Denise negou que tenha retirado a acusação contra Gargaglione. O advogado de Denise, João Tancredo, demonstrou surpresa com o posicionamento do MP: "Absurda essa afirmação. Não há uma linha sequer de retratação da Denise. O que ocorreu foi um acordo de desistência das partes", disse.
Dúvidas no laudo sobre o porteiro
Assim que o laudo do porteiro foi divulgado, a Associação dos Peritos do Estado do Rio de Janeiro (Aperj) apontou problemas no documento. A reportagem de O DIA
mostrou o laudo para um perito da associação, que fez outros apontamentos:
1) As promotoras perguntaram: "Quantas ligações foram efetuadas para a residência 65/66 (de Ronnie Lessa)". A resposta fala em 264 ligações para a casa 65 e 14 para a casa 66. Ocorre que a imagem mostra 26 ligações para a casa 65 e 14 para a casa 66;
2) Nenhum cálculo ou exame acústico é citado para embasar o exame de parâmetros acústicos mensuráveis como formantes;
3) Apesar de citar a ciência e organismos internacionais, os parâmetros analisados estão em conformidade com a Academia Brasileira de Fonoaudiologia Forense (Acadeffor), instituição criada pela própria técnica Maria Gargaglione. "Na verdade a Acadeffor não possui reconhecimento técnico, que estabelece esses parâmetros de análise de áudios", disse o perito, que preferiu não se identificar.
Divergências em mais dois casos
Pelo menos outros dois casos mostraram divergências entre laudos de voz feitos pelo departamento coordenado pela técnica Maria do Carmo Gargaglione e pelo Instituto de Criminalística Carlos Éboli.
Um deles integra o caso do assassinato do pedreiro Amarildo de Souza, ocorrido em julho de 2013. Laudo de voz do MP apontou que o soldado Marlon Campos Reis teria se passado por um criminoso, na tentativa de responsabilizar traficantes pela morte de Amarildo, livrando da culpa policiais da UPP da Rocinha, na Zona Sul do Rio. Já o ICCE afirmou que não era possível confirmar ser a voz de Marlon e apresentou à Justiça um laudo apontando que o fato era inconclusivo. O policial foi absolvido em primeira instância.

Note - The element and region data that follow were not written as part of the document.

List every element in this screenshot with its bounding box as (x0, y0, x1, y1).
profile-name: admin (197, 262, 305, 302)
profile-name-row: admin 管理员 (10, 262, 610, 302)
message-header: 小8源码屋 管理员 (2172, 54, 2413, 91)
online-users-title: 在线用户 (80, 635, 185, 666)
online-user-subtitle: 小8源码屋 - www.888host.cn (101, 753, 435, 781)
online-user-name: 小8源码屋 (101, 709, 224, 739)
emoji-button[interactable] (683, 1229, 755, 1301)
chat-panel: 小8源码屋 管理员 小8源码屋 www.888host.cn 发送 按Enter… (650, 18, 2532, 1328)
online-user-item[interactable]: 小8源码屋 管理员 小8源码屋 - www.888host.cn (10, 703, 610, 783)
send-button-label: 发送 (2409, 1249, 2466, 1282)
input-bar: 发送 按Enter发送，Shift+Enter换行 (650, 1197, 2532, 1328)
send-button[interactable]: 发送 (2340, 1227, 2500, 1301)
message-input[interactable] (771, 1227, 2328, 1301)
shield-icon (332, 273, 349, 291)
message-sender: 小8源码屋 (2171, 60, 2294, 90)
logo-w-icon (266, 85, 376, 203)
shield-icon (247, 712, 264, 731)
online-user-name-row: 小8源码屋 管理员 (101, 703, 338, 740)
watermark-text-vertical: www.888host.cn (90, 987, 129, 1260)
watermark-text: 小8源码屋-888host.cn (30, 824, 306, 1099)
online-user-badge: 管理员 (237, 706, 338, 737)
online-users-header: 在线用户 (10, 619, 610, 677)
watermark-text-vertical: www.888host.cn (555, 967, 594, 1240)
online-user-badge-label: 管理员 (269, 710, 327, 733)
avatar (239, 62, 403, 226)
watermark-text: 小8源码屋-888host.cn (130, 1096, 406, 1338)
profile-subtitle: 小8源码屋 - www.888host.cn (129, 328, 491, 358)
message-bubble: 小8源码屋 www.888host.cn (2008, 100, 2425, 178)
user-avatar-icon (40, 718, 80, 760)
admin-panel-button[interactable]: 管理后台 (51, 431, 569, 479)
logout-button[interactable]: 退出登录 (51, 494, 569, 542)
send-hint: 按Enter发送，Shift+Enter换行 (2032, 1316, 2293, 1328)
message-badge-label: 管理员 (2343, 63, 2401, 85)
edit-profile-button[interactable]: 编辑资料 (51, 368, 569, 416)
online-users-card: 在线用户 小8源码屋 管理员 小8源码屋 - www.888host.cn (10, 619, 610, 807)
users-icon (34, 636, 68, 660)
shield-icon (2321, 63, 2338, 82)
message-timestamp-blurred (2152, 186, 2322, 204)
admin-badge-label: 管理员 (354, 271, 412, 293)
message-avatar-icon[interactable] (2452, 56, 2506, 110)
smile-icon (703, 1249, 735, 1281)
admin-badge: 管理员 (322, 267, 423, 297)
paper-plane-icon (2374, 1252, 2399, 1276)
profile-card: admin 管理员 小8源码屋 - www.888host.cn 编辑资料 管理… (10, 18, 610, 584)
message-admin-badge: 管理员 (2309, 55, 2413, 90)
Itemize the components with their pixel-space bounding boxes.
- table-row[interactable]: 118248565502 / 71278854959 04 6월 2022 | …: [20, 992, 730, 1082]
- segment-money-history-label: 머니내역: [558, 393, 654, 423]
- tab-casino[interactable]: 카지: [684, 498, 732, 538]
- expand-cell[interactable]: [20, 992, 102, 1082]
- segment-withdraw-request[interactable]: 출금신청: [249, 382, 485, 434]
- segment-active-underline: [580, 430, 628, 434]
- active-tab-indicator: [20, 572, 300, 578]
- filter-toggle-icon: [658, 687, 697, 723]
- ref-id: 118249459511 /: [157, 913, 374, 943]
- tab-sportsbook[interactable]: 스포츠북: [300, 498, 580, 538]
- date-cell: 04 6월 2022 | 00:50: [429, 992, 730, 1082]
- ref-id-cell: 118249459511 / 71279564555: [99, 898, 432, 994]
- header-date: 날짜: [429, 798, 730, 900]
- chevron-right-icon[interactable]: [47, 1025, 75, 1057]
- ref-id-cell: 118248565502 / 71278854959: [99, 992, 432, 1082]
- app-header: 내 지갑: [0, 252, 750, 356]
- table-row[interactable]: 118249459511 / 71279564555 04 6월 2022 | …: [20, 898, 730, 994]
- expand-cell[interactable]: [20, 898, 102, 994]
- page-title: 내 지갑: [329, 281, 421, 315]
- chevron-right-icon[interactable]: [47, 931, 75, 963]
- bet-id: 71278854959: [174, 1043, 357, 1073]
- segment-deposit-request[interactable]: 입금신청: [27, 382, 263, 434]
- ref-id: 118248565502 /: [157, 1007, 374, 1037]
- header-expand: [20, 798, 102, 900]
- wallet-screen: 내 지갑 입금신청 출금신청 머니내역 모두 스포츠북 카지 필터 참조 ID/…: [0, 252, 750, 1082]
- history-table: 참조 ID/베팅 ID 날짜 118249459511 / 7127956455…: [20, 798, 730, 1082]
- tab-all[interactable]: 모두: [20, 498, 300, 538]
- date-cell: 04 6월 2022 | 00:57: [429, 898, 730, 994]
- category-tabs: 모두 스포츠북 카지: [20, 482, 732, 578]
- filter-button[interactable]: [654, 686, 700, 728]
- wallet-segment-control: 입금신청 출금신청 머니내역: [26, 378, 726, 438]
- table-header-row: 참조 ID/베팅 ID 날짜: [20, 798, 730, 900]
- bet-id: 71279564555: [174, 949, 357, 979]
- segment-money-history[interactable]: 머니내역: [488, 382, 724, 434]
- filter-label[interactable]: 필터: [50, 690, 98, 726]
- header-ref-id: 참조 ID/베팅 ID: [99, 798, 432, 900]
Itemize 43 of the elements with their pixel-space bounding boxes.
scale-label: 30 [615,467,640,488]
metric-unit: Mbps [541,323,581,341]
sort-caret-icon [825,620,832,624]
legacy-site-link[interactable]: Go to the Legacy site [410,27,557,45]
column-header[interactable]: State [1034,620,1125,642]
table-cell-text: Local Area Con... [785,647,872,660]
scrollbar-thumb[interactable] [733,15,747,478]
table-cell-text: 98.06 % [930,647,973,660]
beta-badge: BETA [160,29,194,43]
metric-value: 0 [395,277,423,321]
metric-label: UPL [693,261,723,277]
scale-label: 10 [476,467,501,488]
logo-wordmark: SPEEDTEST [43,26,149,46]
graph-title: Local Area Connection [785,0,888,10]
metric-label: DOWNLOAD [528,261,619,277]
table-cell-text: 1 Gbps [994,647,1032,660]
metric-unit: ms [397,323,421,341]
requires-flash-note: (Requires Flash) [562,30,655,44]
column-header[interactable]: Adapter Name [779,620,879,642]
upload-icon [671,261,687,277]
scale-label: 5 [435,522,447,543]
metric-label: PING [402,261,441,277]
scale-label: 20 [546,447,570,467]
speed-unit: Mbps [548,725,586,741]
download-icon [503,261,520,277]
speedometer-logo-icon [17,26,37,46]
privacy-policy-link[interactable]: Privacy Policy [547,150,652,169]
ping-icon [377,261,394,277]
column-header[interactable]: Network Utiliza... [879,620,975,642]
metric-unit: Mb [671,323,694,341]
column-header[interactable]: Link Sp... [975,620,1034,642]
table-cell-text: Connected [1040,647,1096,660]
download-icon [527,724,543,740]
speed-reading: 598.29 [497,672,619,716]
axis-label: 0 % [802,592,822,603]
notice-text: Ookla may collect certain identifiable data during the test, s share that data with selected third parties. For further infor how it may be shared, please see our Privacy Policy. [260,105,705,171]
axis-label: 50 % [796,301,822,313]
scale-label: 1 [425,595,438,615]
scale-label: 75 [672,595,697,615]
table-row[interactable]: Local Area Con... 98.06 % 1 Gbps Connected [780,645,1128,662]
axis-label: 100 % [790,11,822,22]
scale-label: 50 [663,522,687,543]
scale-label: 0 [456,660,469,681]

O outro caso de divergência de laudos de voz é referente à operação Purificação, de 2012. Na ação, 65 policiais militares foram presos. Exames de voz feitos pelo ICCE apontaram que análises de voz de gravações telefônicas de 13 PMs foi conclusivo apenas para um policial. Segundo o documento, o único confronto de voz que deu positivo foi do sargento Paulo Sergio Fernandes Odilon.
As outras 12 escutas analisadas, autorizadas pela Justiça, de acordo com os peritos, deram negativas, inconclusivas ou prejudicadas, contrariando laudo do MP. Em um dos casos, o ICCE mostrou que uma fala foi imputada a três policiais diferentes. O resultado foi debatido na Comissão de Segurança Pública da Alerj. "A audiência busca averiguar se houve alguma injustiça contra esses policiais", afirmou o presidente da comissão à época, deputado Iranildo Campos.